We recently had a client inquire about challenging his stepmother’s will.  Our first thought, and perhaps yours, was that the desire to challenge came from a history of animosity between the client and his stepparent, something we see all too frequently.  However, in this case, the client was actually fond of his stepmother – that is, until she died with a will that left all of his father’s assets, including the family home, to her children.

Our client’s father (we’ll call him “Bill”) made a classic second marriage planning mistake: his only estate plan was a simple “I Love You” Will that left everything to his second wife, if she survived him, and then to his children.  Bill’s intent, according to our client, was to take care of his wife first, and then his kids.  His plan may have worked in a first marriage where Bill and his wife only had children with each other (but even then, only if the wife did not remarry before her death and had an identical will).

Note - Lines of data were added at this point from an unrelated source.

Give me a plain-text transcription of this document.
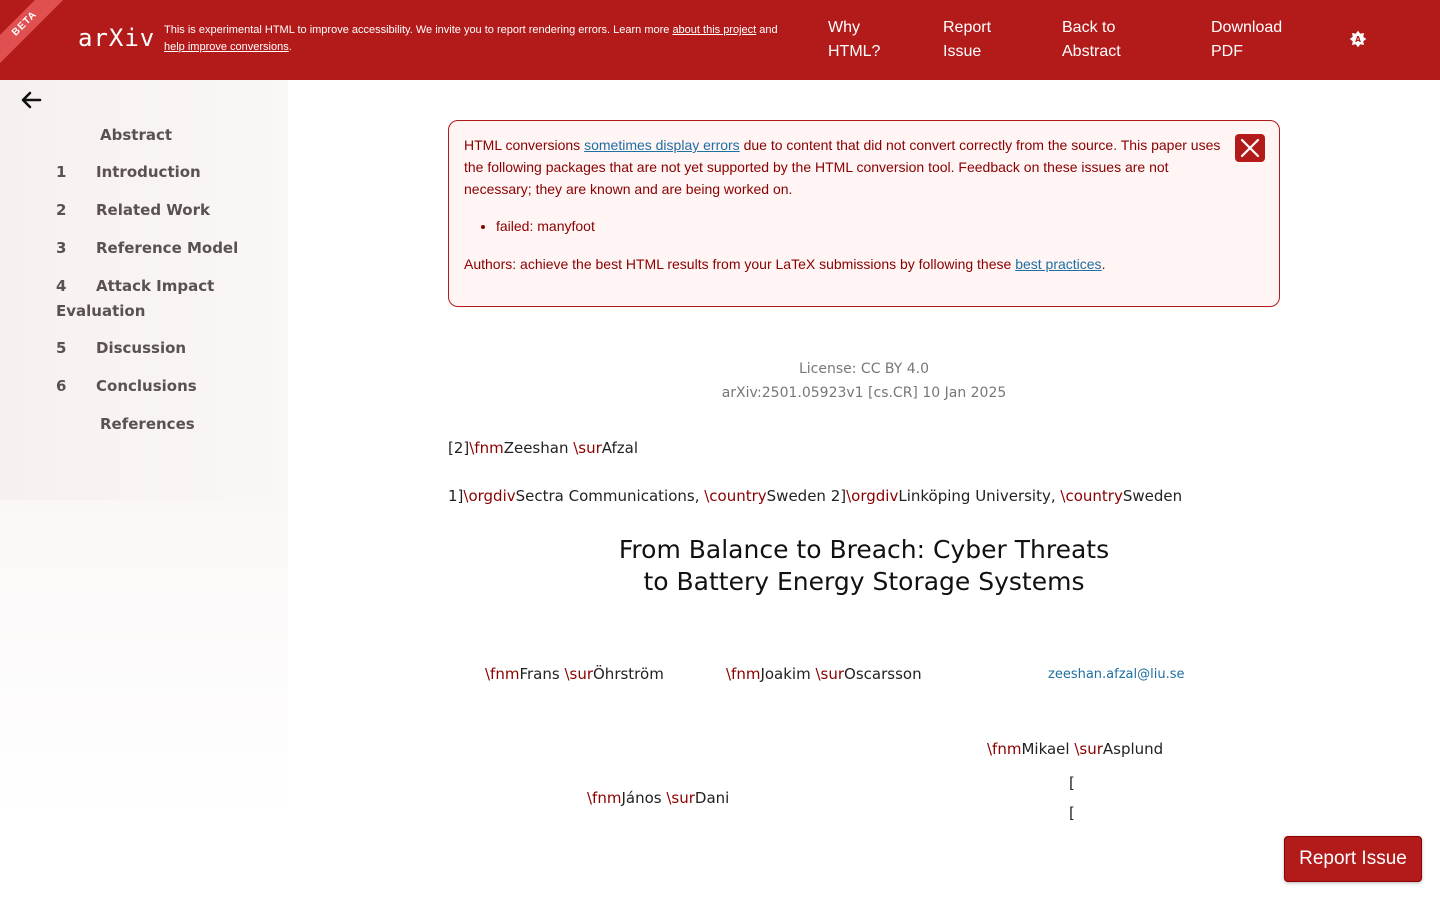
BETA	arXiv This is experimental HTML to improve accessibility. We invite you to report rendering errors. Learn more about this project and
help improve conversions.
Why
HTML?
Report
Issue
Back to
Abstract
Download
PDF
A
Abstract
1 Introduction
2 Related Work
3 Reference Model
4 Attack Impact
Evaluation
5 Discussion
6 Conclusions
References

HTML conversions sometimes display errors due to content that did not convert correctly from the source. This paper uses the following packages that are not yet supported by the HTML conversion tool. Feedback on these issues are not necessary; they are known and are being worked on.

• failed: manyfoot

Authors: achieve the best HTML results from your LaTeX submissions by following these best practices.

License: CC BY 4.0
arXiv:2501.05923v1 [cs.CR] 10 Jan 2025
[2]\fnmZeeshan \surAfzal
1]\orgdivSectra Communications, \countrySweden 2]\orgdivLinköping University, \countrySweden
From Balance to Breach: Cyber Threats
to Battery Energy Storage Systems
\fnmFrans \surÖhrström	\fnmJoakim \surOscarsson	zeeshan.afzal@liu.se
\fnmMikael \surAsplund
[
[
\fnmJános \surDani
Report Issue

However, what actually happened is that when Bill died before his second wife, she received his assets with no strings attached.  She could have made an estate plan that included Bill’s children as well as her own, but she was under no legal obligation to do so.  Therefore, we had to advise our client that a will challenge would be fruitless because he and his siblings had no legal right to their family home or to any of the other property their stepmother received from their father.

We were truly sorry to have to deliver such bad news to our client.  But what makes it worse is that Bill easily could have achieved his true objective of taking care of his wife for the rest of her life, and then leaving an inheritance for his children, with proper trust planning.  Unfortunately, in second marriage situations, what an “I Love You” Will really says is: “I Don’t Care About My Kids.”